If a society is reflected in its art, then Buffalo’s numerous examples of public art showcase our city’s thriving cultural scene. Outdoor murals seem to be popping up everywhere lately, and we feel richer for the chance to unexpectedly broaden our horizons as we go about our daily routines.
It was with these sentiments in mind that we approached the latest #Chapter15 on our Instagram account, entitled “Canvassing Buffalo.” The series features teaser posts on our feed that zoom in on a specific mural, then our Stories share each piece’s history and little-known facts, culminating in a final reveal on both our page and Stories.

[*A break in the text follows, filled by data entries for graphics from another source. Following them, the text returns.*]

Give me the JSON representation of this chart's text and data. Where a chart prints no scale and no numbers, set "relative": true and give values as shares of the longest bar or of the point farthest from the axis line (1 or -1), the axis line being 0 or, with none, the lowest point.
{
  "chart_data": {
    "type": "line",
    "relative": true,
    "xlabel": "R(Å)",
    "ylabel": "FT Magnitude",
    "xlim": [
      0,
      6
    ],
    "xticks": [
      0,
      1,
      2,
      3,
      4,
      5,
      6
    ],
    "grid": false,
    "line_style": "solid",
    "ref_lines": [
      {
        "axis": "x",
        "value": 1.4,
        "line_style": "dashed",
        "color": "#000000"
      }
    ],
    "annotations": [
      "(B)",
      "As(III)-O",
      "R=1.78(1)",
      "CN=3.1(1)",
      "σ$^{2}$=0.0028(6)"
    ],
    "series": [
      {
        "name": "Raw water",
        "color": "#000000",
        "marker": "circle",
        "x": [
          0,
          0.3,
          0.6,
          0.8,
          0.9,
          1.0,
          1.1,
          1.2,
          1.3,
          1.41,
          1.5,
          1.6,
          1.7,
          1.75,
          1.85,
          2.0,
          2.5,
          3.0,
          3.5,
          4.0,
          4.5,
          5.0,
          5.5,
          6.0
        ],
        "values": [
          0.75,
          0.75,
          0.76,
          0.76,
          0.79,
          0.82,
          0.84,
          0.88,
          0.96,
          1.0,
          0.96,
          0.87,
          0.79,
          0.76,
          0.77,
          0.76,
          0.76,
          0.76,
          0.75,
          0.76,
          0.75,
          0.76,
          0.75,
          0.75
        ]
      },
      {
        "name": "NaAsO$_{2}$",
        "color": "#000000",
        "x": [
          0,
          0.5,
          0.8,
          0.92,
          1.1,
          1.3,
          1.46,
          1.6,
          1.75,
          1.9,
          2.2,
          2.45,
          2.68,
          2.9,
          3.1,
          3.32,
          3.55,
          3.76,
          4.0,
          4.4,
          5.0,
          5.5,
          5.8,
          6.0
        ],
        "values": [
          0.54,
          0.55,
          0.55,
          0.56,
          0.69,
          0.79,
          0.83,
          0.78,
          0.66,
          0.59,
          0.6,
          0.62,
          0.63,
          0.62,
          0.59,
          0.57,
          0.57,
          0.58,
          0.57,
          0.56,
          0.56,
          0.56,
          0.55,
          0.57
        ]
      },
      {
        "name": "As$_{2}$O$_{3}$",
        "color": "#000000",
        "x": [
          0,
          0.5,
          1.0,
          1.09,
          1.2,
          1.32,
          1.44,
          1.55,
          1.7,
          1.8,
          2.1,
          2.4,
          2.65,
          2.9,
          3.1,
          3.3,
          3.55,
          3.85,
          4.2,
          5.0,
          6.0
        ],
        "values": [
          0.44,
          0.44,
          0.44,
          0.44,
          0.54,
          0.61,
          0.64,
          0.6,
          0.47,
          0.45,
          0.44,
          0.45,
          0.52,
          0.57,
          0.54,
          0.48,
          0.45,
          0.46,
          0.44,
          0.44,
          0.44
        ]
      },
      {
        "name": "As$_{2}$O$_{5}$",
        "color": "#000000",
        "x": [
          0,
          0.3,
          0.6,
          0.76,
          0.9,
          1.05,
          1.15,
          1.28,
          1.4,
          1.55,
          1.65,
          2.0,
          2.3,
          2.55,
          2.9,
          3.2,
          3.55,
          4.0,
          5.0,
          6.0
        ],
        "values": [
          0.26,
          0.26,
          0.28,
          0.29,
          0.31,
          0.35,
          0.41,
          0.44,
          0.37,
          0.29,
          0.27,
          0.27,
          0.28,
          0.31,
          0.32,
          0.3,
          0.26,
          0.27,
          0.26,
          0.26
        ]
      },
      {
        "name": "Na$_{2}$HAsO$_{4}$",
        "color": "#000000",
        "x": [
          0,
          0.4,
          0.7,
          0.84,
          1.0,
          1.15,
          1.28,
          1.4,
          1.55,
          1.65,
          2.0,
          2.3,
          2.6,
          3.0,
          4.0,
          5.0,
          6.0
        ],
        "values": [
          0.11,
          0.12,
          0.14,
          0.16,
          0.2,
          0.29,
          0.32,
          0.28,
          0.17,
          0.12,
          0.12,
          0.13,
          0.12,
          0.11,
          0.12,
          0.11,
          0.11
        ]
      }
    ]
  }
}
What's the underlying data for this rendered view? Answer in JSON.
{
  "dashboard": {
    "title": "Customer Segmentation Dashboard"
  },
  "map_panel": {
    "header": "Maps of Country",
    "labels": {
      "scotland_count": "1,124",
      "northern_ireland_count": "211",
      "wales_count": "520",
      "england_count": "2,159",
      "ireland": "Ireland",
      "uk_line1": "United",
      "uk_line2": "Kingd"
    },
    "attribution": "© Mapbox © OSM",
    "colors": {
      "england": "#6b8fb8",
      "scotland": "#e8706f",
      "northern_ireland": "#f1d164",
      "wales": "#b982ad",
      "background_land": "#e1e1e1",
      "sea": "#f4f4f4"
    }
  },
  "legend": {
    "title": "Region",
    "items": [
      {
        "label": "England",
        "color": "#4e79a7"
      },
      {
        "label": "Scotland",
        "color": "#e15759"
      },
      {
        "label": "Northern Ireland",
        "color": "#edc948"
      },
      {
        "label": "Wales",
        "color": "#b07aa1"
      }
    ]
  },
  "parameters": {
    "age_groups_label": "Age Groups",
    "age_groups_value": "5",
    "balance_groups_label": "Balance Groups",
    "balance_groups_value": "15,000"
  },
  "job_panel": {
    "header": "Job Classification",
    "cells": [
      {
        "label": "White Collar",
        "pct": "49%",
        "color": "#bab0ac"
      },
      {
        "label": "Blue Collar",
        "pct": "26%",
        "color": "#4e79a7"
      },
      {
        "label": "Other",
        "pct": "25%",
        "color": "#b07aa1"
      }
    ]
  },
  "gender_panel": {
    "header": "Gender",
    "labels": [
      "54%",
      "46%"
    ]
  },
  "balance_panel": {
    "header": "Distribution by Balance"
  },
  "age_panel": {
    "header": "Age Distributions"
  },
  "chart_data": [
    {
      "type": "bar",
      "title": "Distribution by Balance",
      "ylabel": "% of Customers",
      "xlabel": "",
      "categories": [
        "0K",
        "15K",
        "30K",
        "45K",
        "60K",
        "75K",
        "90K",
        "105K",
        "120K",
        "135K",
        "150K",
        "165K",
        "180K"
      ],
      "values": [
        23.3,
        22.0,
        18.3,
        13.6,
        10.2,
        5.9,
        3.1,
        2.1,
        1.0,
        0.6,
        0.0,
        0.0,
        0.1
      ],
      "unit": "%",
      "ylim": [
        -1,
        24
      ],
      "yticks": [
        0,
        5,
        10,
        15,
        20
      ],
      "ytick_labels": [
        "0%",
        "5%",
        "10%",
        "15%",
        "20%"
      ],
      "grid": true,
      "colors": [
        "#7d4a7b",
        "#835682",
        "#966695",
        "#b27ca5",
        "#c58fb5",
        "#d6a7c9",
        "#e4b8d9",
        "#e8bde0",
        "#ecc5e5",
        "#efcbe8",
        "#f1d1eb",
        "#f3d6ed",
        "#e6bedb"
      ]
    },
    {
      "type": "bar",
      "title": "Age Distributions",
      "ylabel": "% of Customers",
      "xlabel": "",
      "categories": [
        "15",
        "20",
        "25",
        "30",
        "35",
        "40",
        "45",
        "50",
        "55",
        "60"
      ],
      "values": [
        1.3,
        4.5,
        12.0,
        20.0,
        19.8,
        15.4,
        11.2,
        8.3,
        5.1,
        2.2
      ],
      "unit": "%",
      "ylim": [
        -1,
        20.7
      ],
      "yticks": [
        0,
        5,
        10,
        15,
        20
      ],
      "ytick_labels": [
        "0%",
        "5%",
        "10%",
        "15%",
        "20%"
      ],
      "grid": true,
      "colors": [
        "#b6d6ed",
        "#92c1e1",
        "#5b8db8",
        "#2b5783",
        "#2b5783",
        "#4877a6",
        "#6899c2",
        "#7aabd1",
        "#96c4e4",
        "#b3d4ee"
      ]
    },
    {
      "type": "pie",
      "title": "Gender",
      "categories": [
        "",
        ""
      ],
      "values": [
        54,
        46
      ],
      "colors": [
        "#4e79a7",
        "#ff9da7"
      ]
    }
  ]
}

We had a lot of fun with this, learning more about what inspires the featured artists and how they approach their creative process. What we came away with is a refreshed outlook on perspective. That it’s as individual as each artist and his or her work. Art is subjective, and variables ranging from childhood memories to countries of origin influence how we communicate.
When a client comes to us with a marketing challenge, we view it as our duty to examine it from every possible angle, both literally and figuratively. We know that different audiences will view the brand, product or service from varying perspectives, ultimately deciding upon whether they will embrace it or not. It’s our job to figure out what messages and methods will most effectively convey an idea.
Just like the artists and their local work featured in Chapter 15, we all have different approaches in offering clients solutions based on perspectives they might not have seen before. Bringing people together can sometimes separate them, and that’s okay. It means we’re pushing ourselves to look at something differently. Using our collective experiences to shape our communication, we offer a unique vantage point that touches upon a range of audiences and compels them to act. We’re not afraid to take a step back (or get a closer look) in order to offer clients a perspective they might not have seen before.
We’ll be the first to admit, clients mostly embrace our out-of-the-box thinking, but sometimes it scares them a little. Which isn’t necessarily a bad thing, depending on how you look at it.